A. D. : Deux ou trois seulement...
- « Seulement » ? Si j’avais enregistré deux ou trois albums avec Dizzy Gillespie je ne dirai pas « seulement » !
A. D. : Bien sûr, mais j’en ai enregistré plus avec John Coltrane.
- Evidemment…
A. D. : Ce fut une belle expérience de travailler avec Dizzy. C’était le plus grand trompettiste de son temps. Il travaillait beaucoup. La sélection était rude. Autant avec Max c’était amical et décontracté, autant avec Dizzy, j’ai passé une audition. Je savais que je pouvais ne pas être pris. En arrivant chez lui, il m’a demander de jouer ses arrangements, à vue et de tête. Il était debout, à côté de moi, et au bout d’un moment, il m’a dit que j’était pris. Il m’a expliqué qu’il avait toujours des problème avec les bassistes, et qu’il voulait être sûr de moi. Il me disait que la basse est la colonne vertébrale d’un orchestre.
C’est ce qu’on appelle un maître, en musique. Il sait toujours réconforter, diriger les gens pour faire le bon choix. Et puis, il y avait du travail. Ses dates étaient réservées plus d’un an à l’avance. Nous avons joué un an à New York, puis une tournée en Europe, en 1960.
Vous avez aussi joué avec Thelonious Monk, mais vous n’avez pas enregistré avec lui.
A. D. : Non, en effet, nous n’avons fait que quelques concerts, notamment au Festival de Washington DC, dans les années 60. Il s’agissait d’un quartet. C’est d’ailleurs pour ça que je lui rends hommage dans mon dernier disque, en interprétant « Evidence ». Je voulais cet enregistrement symbolique. Je rends hommage à plusieurs des musiciens importants que j’ai connu. En ce qui concerne Monk, jouer avec lui était une gageure : il commençait les morceaux sans jamais donner les titres, c’était à nous de savoir. « You had to know ! » Il fallait suivre, reconnaître dès l’introduction. Monk est une référence pour moi. A ce propos, son fils m’a confié que Thelonious avait déclaré n’avoir connu que deux grands bassistes : Wilbur Ware et Art Davis !
- Quel compliment ! Monk a joué avec énormément de bassistes, il devait vraiment vous apprécier pour dire ça !
A. D. : Oui, peut-être parce que je pouvais le suivre musicalement dès l’introduction, en sachant ce qu’il jouait et où il allait. Mais beaucoup d’autres musiciens savaient faire ça. Monk ne m’a jamais rien dit en face, aucune remarque sur mon jeu. C’est pourquoi quand son fils m’a rapporté ces propos, j’étais très surpris.
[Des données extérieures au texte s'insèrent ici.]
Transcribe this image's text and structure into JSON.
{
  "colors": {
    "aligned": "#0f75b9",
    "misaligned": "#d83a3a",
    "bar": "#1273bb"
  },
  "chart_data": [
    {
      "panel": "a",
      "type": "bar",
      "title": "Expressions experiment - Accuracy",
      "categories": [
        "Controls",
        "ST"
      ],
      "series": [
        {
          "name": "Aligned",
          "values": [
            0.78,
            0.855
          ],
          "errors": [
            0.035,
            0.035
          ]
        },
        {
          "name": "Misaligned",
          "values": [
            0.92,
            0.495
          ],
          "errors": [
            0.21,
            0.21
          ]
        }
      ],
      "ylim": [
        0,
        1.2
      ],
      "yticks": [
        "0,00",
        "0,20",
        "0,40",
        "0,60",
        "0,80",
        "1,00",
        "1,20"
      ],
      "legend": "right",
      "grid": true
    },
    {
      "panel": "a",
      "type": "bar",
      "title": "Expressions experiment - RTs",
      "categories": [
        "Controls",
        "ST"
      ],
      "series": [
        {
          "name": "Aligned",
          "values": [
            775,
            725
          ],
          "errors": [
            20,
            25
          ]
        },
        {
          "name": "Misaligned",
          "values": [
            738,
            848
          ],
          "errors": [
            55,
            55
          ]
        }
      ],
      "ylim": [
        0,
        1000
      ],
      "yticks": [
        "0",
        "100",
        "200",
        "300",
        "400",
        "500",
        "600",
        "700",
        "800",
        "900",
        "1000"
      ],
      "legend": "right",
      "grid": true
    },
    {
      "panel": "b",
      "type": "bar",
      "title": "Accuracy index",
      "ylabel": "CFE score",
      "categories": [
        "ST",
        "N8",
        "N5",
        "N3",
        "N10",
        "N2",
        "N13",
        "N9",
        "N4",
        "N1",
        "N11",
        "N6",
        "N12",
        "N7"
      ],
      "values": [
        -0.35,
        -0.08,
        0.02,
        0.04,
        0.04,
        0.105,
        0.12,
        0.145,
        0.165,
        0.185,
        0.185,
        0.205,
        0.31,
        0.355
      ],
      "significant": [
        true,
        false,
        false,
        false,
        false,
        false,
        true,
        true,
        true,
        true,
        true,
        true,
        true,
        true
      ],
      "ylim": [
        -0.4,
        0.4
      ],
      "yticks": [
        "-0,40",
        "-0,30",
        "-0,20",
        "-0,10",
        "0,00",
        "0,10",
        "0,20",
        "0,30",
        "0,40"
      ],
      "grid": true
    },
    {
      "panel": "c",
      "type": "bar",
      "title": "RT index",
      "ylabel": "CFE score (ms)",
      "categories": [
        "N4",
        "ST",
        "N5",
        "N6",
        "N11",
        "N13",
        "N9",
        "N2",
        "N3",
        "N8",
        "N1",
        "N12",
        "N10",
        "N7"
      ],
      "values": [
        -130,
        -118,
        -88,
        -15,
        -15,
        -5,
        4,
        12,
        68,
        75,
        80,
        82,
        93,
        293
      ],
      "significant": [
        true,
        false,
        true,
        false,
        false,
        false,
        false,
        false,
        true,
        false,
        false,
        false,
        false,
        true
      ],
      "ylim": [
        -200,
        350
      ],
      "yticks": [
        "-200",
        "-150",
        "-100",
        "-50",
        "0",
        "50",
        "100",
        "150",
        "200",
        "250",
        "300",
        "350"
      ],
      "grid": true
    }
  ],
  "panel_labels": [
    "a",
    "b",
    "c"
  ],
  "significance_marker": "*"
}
Pour moi, jouer avec Monk, c’était déjà un énorme compliment !
- Dans votre dernier enregistrement, vous avez réuni Ravi Coltrane et Herbie Hancock. Depuis combien de temps connaissez-vous Ravi ?
A. D. : Je l’ai d’abord connu quand il avait un ou deux ans, chez son père. Mais il ne s’en souvient plus… Aujourd’hui, il fait une superbe carrière. En Californie, nous avons joué quelque fois ensemble, avec Alice Coltrane et d’autres, pour des concerts en hommage à John Coltrane. C’est là que nous avons vraiment fait connaissance.
Un jour, nous étions en tournée avec Alice, et les deux fils de John - Ravi et Oran - et aussi Roy Haynes. Alice m’a alors dit que je pouvais prendre Ravi avec moi en tournée ou pour jouer, qu’il était prêt. C’est pourquoi je l’ai invité sur mon disque. Ravi et moi sommes très proches aujourd’hui. Je me sens un peu redevable de ce que son père a fait pour moi. Lorsque je jouait avec John, c’est lui qui me l’a demandé. Je ne suis pas allé le supplier de me prendre dans son groupe ; c’est lui qui m’a offert la fantastique occasion de l’accompagner. Alors, si je peux, à ma façon, donner un coup de pouce à son fils, c’est une manière de passer le flambeau.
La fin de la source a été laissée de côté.